By Michael Hernandez
WASHINGTON (AA) – Student antiwar protests spread and intensified at US universities on Tuesday as demonstrators demanded that their institutions of higher learning condemn Israel’s war on the besieged Gaza Strip and divest from Israeli firms in response.
Last week’s decision by Columbia University President Minouche Shafik to ask the New York Police Department to arrest dozens of protesters has largely served as a flashpoint for the wider protest movement.
Thursday’s arrests of over 100 people incensed students who have been stridently seeking an immediate cease-fire to end the bloodshed in Gaza and emboldened a new wave of protesters.
At Columbia, protesters defiantly changed tactics and quickly moved to a lawn adjacent from the original "Gaza Solidarity Encampment" cleared by police. They were joined on Tuesday by Palestinian photographer Motaz Azaiza, whose work chronicled the grim realities of the war in Gaza, and Najla Said, the daughter of late Palestinian intellectual Edward Said.

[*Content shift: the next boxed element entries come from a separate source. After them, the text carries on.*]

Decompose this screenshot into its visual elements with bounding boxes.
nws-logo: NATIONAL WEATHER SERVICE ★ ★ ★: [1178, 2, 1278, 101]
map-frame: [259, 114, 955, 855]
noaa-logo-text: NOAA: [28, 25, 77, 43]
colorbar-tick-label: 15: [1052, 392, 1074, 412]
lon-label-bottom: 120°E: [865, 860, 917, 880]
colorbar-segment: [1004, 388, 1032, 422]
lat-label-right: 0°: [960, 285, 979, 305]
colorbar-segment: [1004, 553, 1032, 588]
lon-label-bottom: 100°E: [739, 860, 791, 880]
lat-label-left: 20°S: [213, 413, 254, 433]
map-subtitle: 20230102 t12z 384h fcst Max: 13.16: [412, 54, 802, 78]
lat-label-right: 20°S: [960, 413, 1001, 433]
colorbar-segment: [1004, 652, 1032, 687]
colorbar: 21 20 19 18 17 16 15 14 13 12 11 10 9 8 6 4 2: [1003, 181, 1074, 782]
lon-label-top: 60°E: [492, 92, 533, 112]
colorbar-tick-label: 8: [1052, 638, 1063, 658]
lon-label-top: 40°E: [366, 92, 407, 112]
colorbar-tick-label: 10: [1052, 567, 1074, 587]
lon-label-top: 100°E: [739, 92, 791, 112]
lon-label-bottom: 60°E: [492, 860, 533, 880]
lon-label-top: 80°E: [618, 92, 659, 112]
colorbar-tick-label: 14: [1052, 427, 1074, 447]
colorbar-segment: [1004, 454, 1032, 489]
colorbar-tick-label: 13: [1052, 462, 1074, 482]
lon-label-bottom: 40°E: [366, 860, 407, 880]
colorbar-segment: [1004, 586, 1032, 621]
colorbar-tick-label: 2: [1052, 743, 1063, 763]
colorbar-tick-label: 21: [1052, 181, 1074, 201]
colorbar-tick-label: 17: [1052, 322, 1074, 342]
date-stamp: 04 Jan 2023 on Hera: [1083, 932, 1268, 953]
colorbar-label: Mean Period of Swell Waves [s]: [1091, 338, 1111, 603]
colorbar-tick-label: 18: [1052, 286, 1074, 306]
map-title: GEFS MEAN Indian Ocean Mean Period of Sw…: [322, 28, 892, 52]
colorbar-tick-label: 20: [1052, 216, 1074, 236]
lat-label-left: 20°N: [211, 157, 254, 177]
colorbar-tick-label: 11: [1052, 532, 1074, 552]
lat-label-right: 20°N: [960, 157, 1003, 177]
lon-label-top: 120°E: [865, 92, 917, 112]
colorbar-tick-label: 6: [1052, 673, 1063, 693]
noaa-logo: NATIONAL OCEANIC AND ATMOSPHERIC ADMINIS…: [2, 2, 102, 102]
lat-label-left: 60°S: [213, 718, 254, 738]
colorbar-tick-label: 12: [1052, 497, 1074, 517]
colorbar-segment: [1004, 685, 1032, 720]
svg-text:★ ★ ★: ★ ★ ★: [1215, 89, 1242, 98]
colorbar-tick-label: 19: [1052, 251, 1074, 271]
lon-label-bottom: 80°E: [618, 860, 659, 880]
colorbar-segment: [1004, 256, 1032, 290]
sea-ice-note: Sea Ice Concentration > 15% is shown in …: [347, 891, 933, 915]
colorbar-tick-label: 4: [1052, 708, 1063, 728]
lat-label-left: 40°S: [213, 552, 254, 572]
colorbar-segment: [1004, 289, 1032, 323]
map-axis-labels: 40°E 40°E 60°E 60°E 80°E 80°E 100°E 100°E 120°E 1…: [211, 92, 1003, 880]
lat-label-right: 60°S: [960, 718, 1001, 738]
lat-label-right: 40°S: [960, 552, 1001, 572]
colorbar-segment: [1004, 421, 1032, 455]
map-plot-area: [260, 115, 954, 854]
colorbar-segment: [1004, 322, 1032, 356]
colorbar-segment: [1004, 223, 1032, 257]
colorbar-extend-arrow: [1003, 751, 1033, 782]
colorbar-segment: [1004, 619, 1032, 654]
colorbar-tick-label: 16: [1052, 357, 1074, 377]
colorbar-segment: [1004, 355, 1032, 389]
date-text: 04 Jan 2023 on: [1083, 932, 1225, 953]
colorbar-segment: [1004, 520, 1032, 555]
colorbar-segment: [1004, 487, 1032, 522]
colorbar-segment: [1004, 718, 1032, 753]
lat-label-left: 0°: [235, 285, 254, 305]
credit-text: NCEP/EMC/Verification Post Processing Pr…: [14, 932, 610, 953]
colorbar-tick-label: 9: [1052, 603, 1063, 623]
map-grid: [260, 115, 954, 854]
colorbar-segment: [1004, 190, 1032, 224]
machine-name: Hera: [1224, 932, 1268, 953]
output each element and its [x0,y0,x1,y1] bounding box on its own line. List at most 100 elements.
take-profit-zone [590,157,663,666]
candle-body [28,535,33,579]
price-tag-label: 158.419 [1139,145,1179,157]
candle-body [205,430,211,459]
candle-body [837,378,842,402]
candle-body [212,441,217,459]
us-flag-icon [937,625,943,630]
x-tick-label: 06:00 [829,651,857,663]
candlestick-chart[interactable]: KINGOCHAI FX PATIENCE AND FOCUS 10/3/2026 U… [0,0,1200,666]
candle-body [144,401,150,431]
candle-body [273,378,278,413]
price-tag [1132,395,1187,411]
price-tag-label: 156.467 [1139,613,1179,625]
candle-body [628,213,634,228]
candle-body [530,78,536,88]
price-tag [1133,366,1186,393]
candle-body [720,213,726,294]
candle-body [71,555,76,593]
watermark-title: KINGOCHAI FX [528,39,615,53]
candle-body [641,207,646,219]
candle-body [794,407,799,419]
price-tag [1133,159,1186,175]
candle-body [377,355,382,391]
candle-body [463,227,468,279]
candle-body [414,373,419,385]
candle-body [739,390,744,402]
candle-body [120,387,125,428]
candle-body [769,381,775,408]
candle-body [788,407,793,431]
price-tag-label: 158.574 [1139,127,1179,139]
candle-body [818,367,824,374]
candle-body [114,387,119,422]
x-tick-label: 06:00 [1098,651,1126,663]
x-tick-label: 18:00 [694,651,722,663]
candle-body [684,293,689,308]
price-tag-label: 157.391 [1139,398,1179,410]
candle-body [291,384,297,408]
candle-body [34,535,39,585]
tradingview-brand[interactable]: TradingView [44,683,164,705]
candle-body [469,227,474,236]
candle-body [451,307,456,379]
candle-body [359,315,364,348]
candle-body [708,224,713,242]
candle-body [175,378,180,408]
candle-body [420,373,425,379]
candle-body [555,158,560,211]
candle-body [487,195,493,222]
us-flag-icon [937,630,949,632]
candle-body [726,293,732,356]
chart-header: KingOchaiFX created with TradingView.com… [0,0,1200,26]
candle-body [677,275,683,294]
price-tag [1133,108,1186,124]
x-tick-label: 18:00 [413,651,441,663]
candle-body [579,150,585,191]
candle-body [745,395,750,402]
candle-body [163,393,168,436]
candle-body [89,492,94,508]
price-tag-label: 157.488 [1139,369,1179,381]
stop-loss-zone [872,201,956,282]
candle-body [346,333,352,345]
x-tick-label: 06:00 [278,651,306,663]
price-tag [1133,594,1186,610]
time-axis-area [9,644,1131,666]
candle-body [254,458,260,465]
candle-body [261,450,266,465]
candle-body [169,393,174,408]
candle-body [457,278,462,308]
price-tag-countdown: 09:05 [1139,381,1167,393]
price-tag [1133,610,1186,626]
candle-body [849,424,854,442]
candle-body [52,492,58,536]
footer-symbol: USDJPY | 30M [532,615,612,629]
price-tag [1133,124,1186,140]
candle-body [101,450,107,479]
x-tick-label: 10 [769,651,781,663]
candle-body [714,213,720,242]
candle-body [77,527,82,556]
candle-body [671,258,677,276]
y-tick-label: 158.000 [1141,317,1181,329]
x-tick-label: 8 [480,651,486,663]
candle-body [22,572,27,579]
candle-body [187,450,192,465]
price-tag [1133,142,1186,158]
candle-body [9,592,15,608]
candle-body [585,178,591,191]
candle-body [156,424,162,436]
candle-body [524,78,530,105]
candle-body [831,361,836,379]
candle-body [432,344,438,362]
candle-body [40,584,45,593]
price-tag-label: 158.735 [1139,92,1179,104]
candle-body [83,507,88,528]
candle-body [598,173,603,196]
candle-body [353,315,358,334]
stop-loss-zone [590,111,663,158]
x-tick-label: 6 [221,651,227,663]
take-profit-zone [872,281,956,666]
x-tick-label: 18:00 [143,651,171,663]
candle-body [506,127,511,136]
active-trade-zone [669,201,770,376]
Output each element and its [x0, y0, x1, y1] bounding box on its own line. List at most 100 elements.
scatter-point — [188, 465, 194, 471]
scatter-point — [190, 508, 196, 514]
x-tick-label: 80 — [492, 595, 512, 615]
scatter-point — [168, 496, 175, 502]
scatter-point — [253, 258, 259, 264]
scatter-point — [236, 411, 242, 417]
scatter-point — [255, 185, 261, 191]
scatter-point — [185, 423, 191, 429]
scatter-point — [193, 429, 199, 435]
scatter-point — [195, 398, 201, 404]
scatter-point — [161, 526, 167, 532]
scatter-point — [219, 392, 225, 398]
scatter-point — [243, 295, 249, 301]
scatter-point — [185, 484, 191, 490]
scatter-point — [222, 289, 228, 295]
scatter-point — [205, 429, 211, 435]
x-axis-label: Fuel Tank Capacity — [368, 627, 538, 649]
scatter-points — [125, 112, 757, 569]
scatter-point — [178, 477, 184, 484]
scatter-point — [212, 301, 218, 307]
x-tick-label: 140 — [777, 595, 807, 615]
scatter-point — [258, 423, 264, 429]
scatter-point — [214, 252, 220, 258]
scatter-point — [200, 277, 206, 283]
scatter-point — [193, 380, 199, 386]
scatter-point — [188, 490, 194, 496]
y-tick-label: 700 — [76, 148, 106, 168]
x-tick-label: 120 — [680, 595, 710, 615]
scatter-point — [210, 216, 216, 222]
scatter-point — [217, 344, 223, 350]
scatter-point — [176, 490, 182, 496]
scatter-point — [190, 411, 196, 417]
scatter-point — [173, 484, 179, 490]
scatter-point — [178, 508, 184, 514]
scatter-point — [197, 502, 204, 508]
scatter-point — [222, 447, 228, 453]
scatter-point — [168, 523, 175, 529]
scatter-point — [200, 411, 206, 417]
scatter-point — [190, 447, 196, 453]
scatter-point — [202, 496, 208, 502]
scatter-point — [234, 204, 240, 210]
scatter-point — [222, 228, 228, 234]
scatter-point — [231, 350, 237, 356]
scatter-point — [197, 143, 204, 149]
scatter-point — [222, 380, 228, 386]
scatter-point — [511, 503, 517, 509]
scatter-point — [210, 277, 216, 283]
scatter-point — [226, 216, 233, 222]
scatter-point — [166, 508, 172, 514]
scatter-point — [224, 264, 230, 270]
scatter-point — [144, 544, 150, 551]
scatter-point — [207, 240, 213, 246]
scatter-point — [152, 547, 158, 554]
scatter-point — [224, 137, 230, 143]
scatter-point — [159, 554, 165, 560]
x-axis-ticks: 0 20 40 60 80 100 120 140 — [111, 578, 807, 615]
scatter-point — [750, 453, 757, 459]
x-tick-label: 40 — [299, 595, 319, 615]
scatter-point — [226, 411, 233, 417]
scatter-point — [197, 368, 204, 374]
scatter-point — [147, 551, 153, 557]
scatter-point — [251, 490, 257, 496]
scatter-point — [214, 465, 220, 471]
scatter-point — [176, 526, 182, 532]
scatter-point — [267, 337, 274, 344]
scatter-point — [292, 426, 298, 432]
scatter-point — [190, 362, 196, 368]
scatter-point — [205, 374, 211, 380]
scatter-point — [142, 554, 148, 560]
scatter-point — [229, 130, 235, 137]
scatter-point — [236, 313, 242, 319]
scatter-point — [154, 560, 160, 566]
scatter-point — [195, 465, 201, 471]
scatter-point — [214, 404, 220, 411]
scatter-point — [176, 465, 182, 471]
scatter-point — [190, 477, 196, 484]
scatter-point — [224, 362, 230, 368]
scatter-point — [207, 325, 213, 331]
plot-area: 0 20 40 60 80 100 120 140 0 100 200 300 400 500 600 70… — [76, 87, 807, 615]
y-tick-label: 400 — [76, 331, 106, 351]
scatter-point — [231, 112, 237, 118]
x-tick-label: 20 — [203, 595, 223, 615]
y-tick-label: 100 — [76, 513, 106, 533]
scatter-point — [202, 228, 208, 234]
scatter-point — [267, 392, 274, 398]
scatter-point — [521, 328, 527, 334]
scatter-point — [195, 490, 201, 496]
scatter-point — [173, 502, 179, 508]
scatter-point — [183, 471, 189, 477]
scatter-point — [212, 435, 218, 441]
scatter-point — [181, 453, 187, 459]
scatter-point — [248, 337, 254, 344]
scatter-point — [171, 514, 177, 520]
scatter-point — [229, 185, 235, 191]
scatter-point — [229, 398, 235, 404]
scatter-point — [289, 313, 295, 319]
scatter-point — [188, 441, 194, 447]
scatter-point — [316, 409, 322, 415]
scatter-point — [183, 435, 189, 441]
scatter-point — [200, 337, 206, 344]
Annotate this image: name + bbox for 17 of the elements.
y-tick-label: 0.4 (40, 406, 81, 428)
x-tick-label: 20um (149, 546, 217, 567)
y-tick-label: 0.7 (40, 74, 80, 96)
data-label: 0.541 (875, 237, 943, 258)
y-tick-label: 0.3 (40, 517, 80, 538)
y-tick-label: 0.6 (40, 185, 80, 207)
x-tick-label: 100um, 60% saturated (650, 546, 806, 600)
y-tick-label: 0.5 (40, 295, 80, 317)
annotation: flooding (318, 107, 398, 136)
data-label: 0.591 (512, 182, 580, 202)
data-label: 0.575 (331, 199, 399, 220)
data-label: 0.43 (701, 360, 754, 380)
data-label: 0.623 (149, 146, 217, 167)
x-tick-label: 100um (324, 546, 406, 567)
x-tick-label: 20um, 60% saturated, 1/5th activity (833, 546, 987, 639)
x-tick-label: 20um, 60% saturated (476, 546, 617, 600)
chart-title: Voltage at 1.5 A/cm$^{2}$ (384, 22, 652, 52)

As protests have continued on that campus, they have also been spreading rapidly on campuses near and far, including at New York University and the New School in Manhattan, Harvard University near Boston and Yale in Connecticut.
Protesters at the New School have now occupied the lobby of the University Center for the better part of three days. A picket line has formed outside the facility, bucking threats of suspensions and expulsions from administrators.
Over 130 people, including students and professors, were arrested overnight Monday at New York University. They were released with court summonses requiring them to appear before a judge at a later date.
Protesters at Yale University in Connecticut have opted to sleep under the stars in order to skirt threats from administrators that they would be arrested if they attempted to set up tents again after an initial tent encampment was cleared Monday alongside dozens of arrests.
Harvard Yard remains closed Tuesday, and campus authorities are checking for student IDs before allowing people on campus.
The unrest has not been limited to the Northeast, however.
Some 3,000 miles (4,828 kilometers) away from Columbia, demonstrators at California State Polytechnic University, Humboldt occupied Siemens Hall on Monday and clashed with police who tried to clear them from the facility. Officers ultimately withdrew from the site without bringing about an end to the demonstration, though arrests were reported.
Another encampment erected by students at the Twin Cities campus of the University of Minnesota on Tuesday morning quickly resulted in the arrests of nine individuals. Students responded by gathering en masse for a demonstration that was sharply critical of Interim President Jeff Ettinger.
About 1,000 people participated, and students rapidly moved to establish a new camp consisting of several yurts in front of the Coffman Memorial Student Union.
Other encampments erected in the wake of last week's events were established at Swarthmore College and the University of Pittsburgh in Pennsylvania, the University of Rochester in New York, the Massachusetts Institute of Technology, Tufts University and Emerson College in Massachusetts, and the University of Michigan in Ann Arbor.
The size of each sit-in varies greatly, but photos of the site at the University of Michigan showed dozens of tents.
While last week's events greatly accelerated the antiwar movement, several pro-Palestine encampments preceded the crackdown, including one at Vanderbilt University in Tennessee, which has endured for nearly a month.
Efforts to restrict the protests have done little to quell criticism from those who say university leaders are not doing enough to provide campus security, particularly for Jewish students.
Israel's offensive on the Gaza Strip has displaced more than 75% of the coastal enclave's estimated 2.3 million residents and resulted in over 34,000 deaths, according to Gaza health officials. The vast majority of the dead have been women and children.
Israel has also targeted Gaza's places of higher education, with all of its 12 major universities being destroyed.
The UN agency for Palestinian refugees, or UNRWA, has separately reported mass destruction at the sprawling network of schools it operates in the coastal enclave.